Here’s Why You Should Take A Resistance Band On Your Next Ski Trip
Skiing is a sport that treads the fine line between pure exhilaration and outright terror, and the only thing keeping you on the right side of that line is your own ability to stay upright at speed. To do that, you need hard-earned skill and your muscles to be ready for the demands of the slopes, which is why it’s essential to warm up before you start skiing.
We asked Team GB freestyle skier and PT Rowan Cheshire what she does before a day on the mountain and she was good enough to provide this ten-minute warm-up you can do before skiing. Cheshire takes a resistance band with her to help with the warm-up, so if you have a spare pocket in your ski pants, you know exactly what to stuff in it.
Ten-Minute Ski Warm-Up
As with all sports, the benefits of a warm-up are well known and widely ignored by people who just want to get into the thick of the action, but here’s a reminder of why you should warm up.
“You need to get the muscles moving and the blood flowing around the body,” says Cheshire. “This helps prevent injuries and helps you ski for longer and at a better standard as well.”
Better skiing, longer skiing, safer skiing.
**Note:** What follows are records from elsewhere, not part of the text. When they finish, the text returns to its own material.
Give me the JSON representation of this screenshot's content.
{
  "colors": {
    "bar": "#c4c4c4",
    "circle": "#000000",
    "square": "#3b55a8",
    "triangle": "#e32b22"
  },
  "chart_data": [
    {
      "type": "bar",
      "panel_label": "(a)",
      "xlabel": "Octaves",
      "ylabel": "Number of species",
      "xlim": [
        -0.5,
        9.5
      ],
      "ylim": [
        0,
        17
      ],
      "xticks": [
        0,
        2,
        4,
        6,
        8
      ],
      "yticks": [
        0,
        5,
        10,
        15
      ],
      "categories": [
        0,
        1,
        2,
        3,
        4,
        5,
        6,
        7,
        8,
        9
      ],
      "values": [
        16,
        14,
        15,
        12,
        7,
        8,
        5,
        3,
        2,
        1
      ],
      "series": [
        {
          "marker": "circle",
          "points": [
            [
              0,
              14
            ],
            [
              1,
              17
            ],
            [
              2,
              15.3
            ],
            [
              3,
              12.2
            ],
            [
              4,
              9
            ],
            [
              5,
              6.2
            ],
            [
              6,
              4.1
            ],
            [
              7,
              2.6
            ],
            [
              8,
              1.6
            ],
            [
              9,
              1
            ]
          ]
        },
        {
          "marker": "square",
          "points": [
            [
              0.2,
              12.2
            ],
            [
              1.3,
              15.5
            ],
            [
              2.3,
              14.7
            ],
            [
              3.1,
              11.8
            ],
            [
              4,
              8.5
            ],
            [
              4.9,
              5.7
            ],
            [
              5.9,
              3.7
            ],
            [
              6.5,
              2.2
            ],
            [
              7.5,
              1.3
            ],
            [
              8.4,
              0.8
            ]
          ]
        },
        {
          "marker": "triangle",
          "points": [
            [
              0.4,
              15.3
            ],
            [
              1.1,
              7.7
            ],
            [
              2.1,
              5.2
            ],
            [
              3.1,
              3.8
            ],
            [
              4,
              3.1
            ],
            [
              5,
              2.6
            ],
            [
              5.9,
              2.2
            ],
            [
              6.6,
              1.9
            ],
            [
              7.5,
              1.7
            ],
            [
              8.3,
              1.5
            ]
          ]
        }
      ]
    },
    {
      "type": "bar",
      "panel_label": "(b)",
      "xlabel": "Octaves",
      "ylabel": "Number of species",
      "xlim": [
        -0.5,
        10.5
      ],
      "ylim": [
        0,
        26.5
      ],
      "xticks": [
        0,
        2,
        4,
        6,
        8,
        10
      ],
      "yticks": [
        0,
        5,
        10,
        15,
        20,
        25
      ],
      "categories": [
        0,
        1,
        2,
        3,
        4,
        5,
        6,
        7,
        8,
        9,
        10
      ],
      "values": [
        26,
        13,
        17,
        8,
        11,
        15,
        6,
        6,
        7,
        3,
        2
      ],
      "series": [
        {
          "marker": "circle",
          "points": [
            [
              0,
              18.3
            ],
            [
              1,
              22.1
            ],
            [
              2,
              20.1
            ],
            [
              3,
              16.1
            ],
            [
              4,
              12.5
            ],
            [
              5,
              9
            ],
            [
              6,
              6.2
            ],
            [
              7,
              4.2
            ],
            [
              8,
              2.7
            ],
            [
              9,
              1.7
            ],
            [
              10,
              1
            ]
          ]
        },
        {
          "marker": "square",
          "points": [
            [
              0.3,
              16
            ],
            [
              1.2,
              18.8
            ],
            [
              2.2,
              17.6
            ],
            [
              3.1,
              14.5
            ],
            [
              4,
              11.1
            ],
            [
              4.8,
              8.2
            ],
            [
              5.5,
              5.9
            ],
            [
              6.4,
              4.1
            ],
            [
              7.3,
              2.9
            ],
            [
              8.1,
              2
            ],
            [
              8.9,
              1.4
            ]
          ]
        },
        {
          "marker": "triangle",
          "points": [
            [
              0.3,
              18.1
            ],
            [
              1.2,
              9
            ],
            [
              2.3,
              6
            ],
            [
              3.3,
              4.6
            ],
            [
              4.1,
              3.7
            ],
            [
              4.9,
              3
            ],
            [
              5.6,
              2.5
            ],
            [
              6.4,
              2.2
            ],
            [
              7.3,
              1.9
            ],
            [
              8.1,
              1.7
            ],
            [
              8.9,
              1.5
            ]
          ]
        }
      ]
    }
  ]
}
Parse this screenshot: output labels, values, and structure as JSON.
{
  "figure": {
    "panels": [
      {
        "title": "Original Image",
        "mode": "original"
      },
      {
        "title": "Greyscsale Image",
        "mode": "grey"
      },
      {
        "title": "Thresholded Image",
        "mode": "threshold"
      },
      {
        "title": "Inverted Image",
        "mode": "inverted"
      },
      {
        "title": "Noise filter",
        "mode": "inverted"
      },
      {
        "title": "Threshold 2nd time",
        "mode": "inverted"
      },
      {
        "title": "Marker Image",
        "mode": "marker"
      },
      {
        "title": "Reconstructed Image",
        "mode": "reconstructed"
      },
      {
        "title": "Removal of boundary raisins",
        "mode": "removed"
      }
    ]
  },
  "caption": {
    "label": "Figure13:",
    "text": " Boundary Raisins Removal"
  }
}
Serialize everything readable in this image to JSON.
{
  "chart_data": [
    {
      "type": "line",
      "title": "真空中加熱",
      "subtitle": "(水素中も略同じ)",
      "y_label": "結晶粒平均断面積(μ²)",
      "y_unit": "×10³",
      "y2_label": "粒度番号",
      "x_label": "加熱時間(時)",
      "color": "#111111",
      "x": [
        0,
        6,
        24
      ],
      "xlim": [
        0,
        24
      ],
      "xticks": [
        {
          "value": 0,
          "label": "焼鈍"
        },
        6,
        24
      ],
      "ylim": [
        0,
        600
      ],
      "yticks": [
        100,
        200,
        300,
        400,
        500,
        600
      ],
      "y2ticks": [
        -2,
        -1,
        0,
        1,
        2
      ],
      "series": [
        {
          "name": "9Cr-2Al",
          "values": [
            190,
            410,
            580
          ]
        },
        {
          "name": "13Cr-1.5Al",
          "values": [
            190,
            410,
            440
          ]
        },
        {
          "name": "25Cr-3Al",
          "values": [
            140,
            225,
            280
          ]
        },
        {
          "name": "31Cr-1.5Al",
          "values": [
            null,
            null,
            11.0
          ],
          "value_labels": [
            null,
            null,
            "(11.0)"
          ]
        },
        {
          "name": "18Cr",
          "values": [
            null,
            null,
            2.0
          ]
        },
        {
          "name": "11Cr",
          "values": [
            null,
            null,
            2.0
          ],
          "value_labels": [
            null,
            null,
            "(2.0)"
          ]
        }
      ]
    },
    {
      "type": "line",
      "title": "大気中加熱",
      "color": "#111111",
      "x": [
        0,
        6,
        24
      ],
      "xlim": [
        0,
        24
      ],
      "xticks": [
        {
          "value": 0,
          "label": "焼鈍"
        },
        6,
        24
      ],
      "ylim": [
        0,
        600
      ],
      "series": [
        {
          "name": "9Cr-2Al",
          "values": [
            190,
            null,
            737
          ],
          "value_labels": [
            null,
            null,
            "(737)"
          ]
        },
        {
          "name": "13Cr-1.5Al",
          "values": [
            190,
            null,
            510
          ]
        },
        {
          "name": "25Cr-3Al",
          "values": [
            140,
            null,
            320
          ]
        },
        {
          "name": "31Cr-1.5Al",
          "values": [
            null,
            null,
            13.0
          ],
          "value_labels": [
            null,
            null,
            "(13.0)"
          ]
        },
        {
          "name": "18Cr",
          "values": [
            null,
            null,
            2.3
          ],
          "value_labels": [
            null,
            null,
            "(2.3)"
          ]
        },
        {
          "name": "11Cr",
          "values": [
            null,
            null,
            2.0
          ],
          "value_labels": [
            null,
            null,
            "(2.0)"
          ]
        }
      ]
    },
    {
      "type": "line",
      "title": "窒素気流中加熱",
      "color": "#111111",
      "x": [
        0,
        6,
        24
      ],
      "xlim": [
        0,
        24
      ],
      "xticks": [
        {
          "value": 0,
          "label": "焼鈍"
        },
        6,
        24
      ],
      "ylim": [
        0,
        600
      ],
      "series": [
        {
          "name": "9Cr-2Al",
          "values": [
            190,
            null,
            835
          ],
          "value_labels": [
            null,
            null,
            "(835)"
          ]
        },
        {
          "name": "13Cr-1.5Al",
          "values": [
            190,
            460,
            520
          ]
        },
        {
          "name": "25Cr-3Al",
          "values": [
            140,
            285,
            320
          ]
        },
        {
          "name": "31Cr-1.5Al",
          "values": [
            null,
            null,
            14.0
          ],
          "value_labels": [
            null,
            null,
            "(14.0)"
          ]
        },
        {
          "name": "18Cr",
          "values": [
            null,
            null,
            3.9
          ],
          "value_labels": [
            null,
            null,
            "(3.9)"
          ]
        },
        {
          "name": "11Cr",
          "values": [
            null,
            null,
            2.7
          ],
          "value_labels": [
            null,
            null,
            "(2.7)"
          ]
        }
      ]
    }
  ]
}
Got that? Good. Here’s what to do. The whole routine should take no longer than ten minutes, divided up between the following exercises.
Loop the band around your thighs and stand with your legs apart so there is tension in the band. Bend at the knees and push your hips back to sit back into a squat until your thighs are parallel to the floor, then push back up.
Keep the band looped around your thighs and dip into another squat. This time stay low and take small steps forwards and backwards. You can do this and the squat without the resistance band, if you didn’t think to pack one.
“This helps loosen up the hips and get the blood flowing around your legs,” says Cheshire.
From standing, lift one leg and swing it from front to back and side to side, gradually increasing the range of motion as you get looser. Repeat with the other leg. If you don’t back your balance, shove your skis in the snow and lean on them.
From a standing position, take a big step forwards and lower until both knees are bent at 90°. Staying low, bring your back foot through and step straight into another lunge. If you don’t have space for the walking lunge then the standard lunge on the spot will suffice.
Any kind of lunge variation is going to help prepare your legs for skiing, so put a few of them together with the clock lunge. Start with a standard lunge, then lunge to the right, then do a reverse lunge and finally lunge to the left. Or you can do all 12 numbers of the clock, if you have the time.
This will prepare the body for the rotational movements involved in skiing. Stand with your arms extended to the sides and twist your torso from one side to the other.